Revisiting the 2008 Financial Collapse and the Role of the Federal Reserve

Do you want a very good, and not too lengthy, overview of what largely caused the financial collapse in 2008? Here you go, in less than 20 minutes.

William Black is a former bank regulator who’s seen firsthand how banking systems can be used to commit fraud — and how “liar’s loans” and other tricky tactics led to the 2008 US banking crisis that threatened the international economy. In this engaging talk, Black, now an academic, reveals the best way to rob a bank — from the inside.

Pay special attention to this: Congress gave the Federal Reserve the authority to stop the kind of fraudulent loans that largely caused the collapse, and they… did… not… stop them. They refused.

Congress, it may strike you as impossible, but actually did something intelligent in 1994, and passed the Home Ownership and Equity Protection Actthat gave the Fed, and only the Federal Reserve, the explicit, statutory authority to ban liar’s loans by every lender, whether or not they had federal deposit insurance. So what did Ben Bernanke and Alan Greenspan, as chairs of the Fed, do when they got these warnings that these were massively fraudulent loans and that they were being sold to the secondary market? Remember, there’s no fraud exorcist. Once it starts out a fraudulent loan, it can only be sold to the secondary market through more frauds, lying about the reps and warrantees, and then those people are going to produce mortgage-backed securities and exotic derivatives which are also going to be supposedly backed by those fraudulent loans. So the fraud is going to progress through the entire system, hyperinflate the bubble, produce a disaster. And remember, we had experience with this. We had seen significant losses, and we had experience of competent regulators in stopping it. Greenspan and Bernanke refused to use the authority under the statute to stop liar’s loans. 

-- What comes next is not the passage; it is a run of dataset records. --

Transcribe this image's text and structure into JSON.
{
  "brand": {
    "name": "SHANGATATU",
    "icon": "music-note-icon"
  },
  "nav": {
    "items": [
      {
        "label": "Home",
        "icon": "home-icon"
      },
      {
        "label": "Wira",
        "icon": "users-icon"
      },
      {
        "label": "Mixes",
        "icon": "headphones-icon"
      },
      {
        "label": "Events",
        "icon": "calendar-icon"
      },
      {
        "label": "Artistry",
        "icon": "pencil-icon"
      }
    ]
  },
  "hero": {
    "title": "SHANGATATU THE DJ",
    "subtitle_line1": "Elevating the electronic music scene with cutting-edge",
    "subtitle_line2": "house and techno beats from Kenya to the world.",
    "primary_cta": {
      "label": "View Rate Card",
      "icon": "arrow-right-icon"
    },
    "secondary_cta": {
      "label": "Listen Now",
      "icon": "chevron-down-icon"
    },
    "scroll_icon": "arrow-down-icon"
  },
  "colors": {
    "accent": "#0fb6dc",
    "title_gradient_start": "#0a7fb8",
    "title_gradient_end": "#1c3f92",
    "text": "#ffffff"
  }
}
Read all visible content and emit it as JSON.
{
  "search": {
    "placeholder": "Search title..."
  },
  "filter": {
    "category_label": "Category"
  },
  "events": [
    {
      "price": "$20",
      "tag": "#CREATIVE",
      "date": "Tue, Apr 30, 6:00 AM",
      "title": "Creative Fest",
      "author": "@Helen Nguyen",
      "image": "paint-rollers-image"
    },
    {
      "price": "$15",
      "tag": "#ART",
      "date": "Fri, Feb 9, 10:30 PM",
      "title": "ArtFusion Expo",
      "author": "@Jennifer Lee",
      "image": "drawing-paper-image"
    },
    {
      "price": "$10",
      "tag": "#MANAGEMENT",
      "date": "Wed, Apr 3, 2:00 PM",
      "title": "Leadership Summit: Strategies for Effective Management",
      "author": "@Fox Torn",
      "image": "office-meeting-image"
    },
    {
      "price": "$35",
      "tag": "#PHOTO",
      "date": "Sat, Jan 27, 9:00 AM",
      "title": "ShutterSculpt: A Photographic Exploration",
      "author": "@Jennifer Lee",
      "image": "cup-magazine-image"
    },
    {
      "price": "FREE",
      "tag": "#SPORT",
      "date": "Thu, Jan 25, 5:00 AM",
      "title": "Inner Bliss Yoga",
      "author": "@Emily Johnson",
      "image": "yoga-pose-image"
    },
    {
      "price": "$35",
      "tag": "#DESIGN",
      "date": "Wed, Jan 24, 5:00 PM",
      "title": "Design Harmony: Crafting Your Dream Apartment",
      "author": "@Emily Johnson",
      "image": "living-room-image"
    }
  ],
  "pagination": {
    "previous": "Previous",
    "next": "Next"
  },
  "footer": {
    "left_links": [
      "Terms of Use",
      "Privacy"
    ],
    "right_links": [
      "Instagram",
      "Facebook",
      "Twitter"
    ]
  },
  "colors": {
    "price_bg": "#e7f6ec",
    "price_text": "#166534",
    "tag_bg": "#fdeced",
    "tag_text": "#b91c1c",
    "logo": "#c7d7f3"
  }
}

Because the Fed is a privately-owned institution that exists to protect the major international banks from harm, and to maximize their profits. Those fraudulent loans were exceedingly profitable for the banks to originate, and they were sold to unsuspecting investors (and the taxpayers, through Fannie Mae and Freddie Mac) who ultimately bore the brunt of the pain. Banks win, people lose, a perfect scenario for the sociopaths of the Federal Reserve.

The Fed actively and passively facilitated the largest white collar crimes—in fact, the most egregious financial crimes of any sort—in all of history.

Addendum: William Black’s very brief and out of place “Tea Party” allusion near the end is an unfortunate, naked ideological swipe with no substance. That was the one glaring and nonsensical misstep in a very good presentation.